Он умолк ненадолго. Отстучал строчку из старинной бродяжьей песни «Вот умру я, умру я…» и затем:

«Вышел какой-то новый указ, может, слыхал? Срока, говорят, будут теперь кошмарные… Не дай-то бог!»

Указ? Я пожал в сомнении плечами. Нет, о нем пока разговора не было. Скорей всего, это очередная «параша», обычная паническая новость, которыми изобилует здешняя жизнь… Я усомнился в тюремных слухах — и напрасно! Новость эта, как вскоре выяснилось, оказалась верной. Именно в июльский этот день — такой прозрачный и тихий — появился правительственный указ, страшный Указ от 04.06.1947, знаменующий собою начало нового, жесточайшего послевоенного террора. Губительные его последствия мне пришлось испытать на себе так же, как и многим тысячам российских заключенных… Но это потом, погодя. А пока, примостясь на дощатых нарах, я ждал утра — ждал судного часа.

По коридорам, топоча, прошла ночная дежурная смена. Отомкнув кормушку, небольшое оконце, прорубленное в двери и предназначенное для передачи пищи, надзиратель заглянул в камеру и затем сказал с хрипотцой:

— Отбой. Теперь чтоб молчок!

Постоял так, сопя и щурясь, обвел нас цепким взглядом и с треском задвинул тугой засов.

День отошел — один из многих тюремных дней, уготованных мне судьбою. Струящийся за решеткой закат потускнел, иссяк, сменился мглою. И тотчас под потолком вспыхнула лампочка, неяркая, пыльная, забранная ржавой проволочной сеткой. Свет ее лег на лица людей и окрасил их мертвенной желтизной.

Многолюдная, битком набитая камера готовилась ко сну: ворочалась, шуршала, пахла потом и дышала тоской. Здесь каждый находился под следствием и дожидался суда. И грядущее утро для многих в камере было роковым, поворотным…

Что оно принесет и каковым оно будет?

Внезапно в углу, неподалеку от окна, раздался негромкий дробный стук.

Я невольно прислушался: три удара — «в»… потом — шесть, значит — «е»… Затем последовала частая серия, оборвавшаяся на «р»… Получалось — «верь», только без мягкого знака. Впрочем, в тюремной азбуке эти знаки, как правило, опускаются. «Кто бы это мог быть?» — заинтересовался я. Потянулся в угол и прильнул к стене, и сейчас же по лицу мне — по глазам и скулам — хлестнули холодные капли.

Так вот в чем дело! Это сочилась камерная сырость. По ночам, когда люди спали, тюрьма сама начинала звучать, говорить…

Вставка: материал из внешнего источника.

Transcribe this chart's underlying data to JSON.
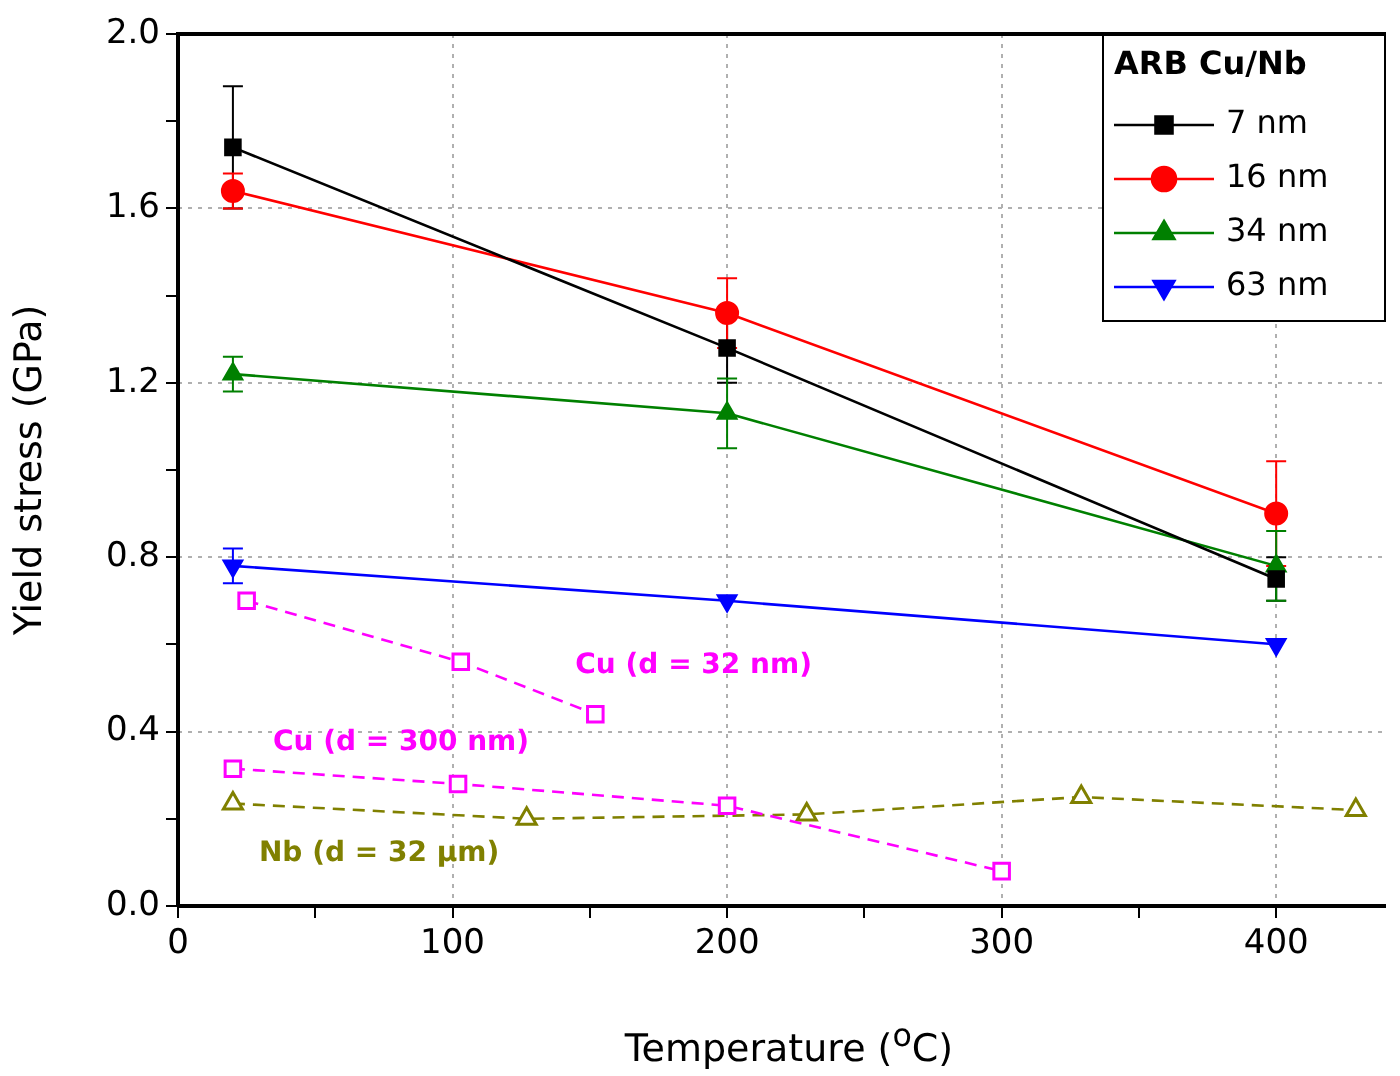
{
  "chart_data": {
    "type": "line",
    "xlabel": "Temperature ($^{o}$C)",
    "ylabel": "Yield stress (GPa)",
    "legend_title": "ARB Cu/Nb",
    "legend": "top right",
    "grid": true,
    "xlim": [
      0,
      440
    ],
    "xticks": [
      0,
      {
        "value": 50,
        "label": null
      },
      100,
      {
        "value": 150,
        "label": null
      },
      200,
      {
        "value": 250,
        "label": null
      },
      300,
      {
        "value": 350,
        "label": null
      },
      400
    ],
    "ylim": [
      0,
      2
    ],
    "yticks": [
      {
        "value": 0,
        "label": "0.0"
      },
      {
        "value": 0.2,
        "label": null
      },
      0.4,
      {
        "value": 0.6,
        "label": null
      },
      0.8,
      {
        "value": 1.0,
        "label": null
      },
      1.2,
      {
        "value": 1.4,
        "label": null
      },
      1.6,
      {
        "value": 1.8,
        "label": null
      },
      {
        "value": 2.0,
        "label": "2.0"
      }
    ],
    "series": [
      {
        "name": "7 nm",
        "color": "#000000",
        "marker": "square",
        "line_style": "solid",
        "x": [
          20,
          200,
          400
        ],
        "values": [
          1.74,
          1.28,
          0.75
        ],
        "errors": [
          0.14,
          0.08,
          0.05
        ]
      },
      {
        "name": "16 nm",
        "color": "#ff0000",
        "marker": "circle",
        "line_style": "solid",
        "x": [
          20,
          200,
          400
        ],
        "values": [
          1.64,
          1.36,
          0.9
        ],
        "errors": [
          0.04,
          0.08,
          0.12
        ]
      },
      {
        "name": "34 nm",
        "color": "#008000",
        "marker": "triangle",
        "line_style": "solid",
        "x": [
          20,
          200,
          400
        ],
        "values": [
          1.22,
          1.13,
          0.78
        ],
        "errors": [
          0.04,
          0.08,
          0.08
        ]
      },
      {
        "name": "63 nm",
        "color": "#0000ff",
        "marker": "triangle-down",
        "line_style": "solid",
        "x": [
          20,
          200,
          400
        ],
        "values": [
          0.78,
          0.7,
          0.6
        ],
        "errors": [
          0.04,
          null,
          null
        ]
      },
      {
        "name": "Cu (d = 32 nm)",
        "color": "#ff00ff",
        "marker": "square",
        "line_style": "dashed",
        "x": [
          25,
          103,
          152
        ],
        "values": [
          0.7,
          0.56,
          0.44
        ]
      },
      {
        "name": "Cu (d = 300 nm)",
        "color": "#ff00ff",
        "marker": "square",
        "line_style": "dashed",
        "x": [
          20,
          102,
          200,
          300
        ],
        "values": [
          0.315,
          0.28,
          0.23,
          0.08
        ]
      },
      {
        "name": "Nb (d = 32 μm)",
        "color": "#808000",
        "marker": "triangle",
        "line_style": "dashed",
        "x": [
          20,
          127,
          229,
          329,
          429
        ],
        "values": [
          0.235,
          0.2,
          0.21,
          0.25,
          0.22
        ]
      }
    ]
  }
}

«Верь! — усмехнулся я, стирая влагу с ресниц. — Во что мне теперь верить?»

И опять мне припомнился Львов — пограничный украинский город — самый «западный» и самый вольный изо всех советских городов послевоенной поры.

Наводненный контрабандистами, бандеровцами и валютчиками, он привлек меня не случайно. Устав от скитаний и тягот бездомной жизни, я решил пробраться на Запад, во Францию, к своим родственникам, уехавшим из России после революции. Мне указали путь, дали нужные адреса во Львове. Я прибыл туда и попал к украинским террористам, в одну из их бесчисленных подпольных организаций. Бандеровцы должны были переправить меня за кордон, но не смогли, не успели. Начались чекистские облавы: мне пришлось уходить из города ночью, второпях.

…Я шел проселочными дорогами, изнывая от жары и голода; в обнищалой этой глуши еду нельзя было достать ни за какие деньги, да их и не было у меня. И ни украсть, ни выпросить я тоже не мог; случайные редкие хутора встречали пришельцев враждебно и настороженно.

Я пил гнилую воду из луж, ел траву и даже крапиву (листья ее надо сворачивать так, чтобы внешняя жгучая их сторона оказалась внутри, тогда крапива становится вполне съедобной, обретает привкус свежего огурца).

Поначалу я избегал, боялся железнодорожных станций, но потом не выдержал; в темноте, ползком, дотащился до перрона, спрятался под его настил и долго лежал там, дожидаясь поезда… На этой дороге я вскоре и познакомился с нынешними моими «партнерами». Две недели разъезжал с ними на местных поездах, подработал немного денег, окреп, поправился, пришел в себя. А затем случилось нелепое это «дело». Неподалеку от Конотопа мы встретили в тамбуре ночного вагона двух спекулянтов, везущих на полтавский рынок цветные румынские шали и дамское белье.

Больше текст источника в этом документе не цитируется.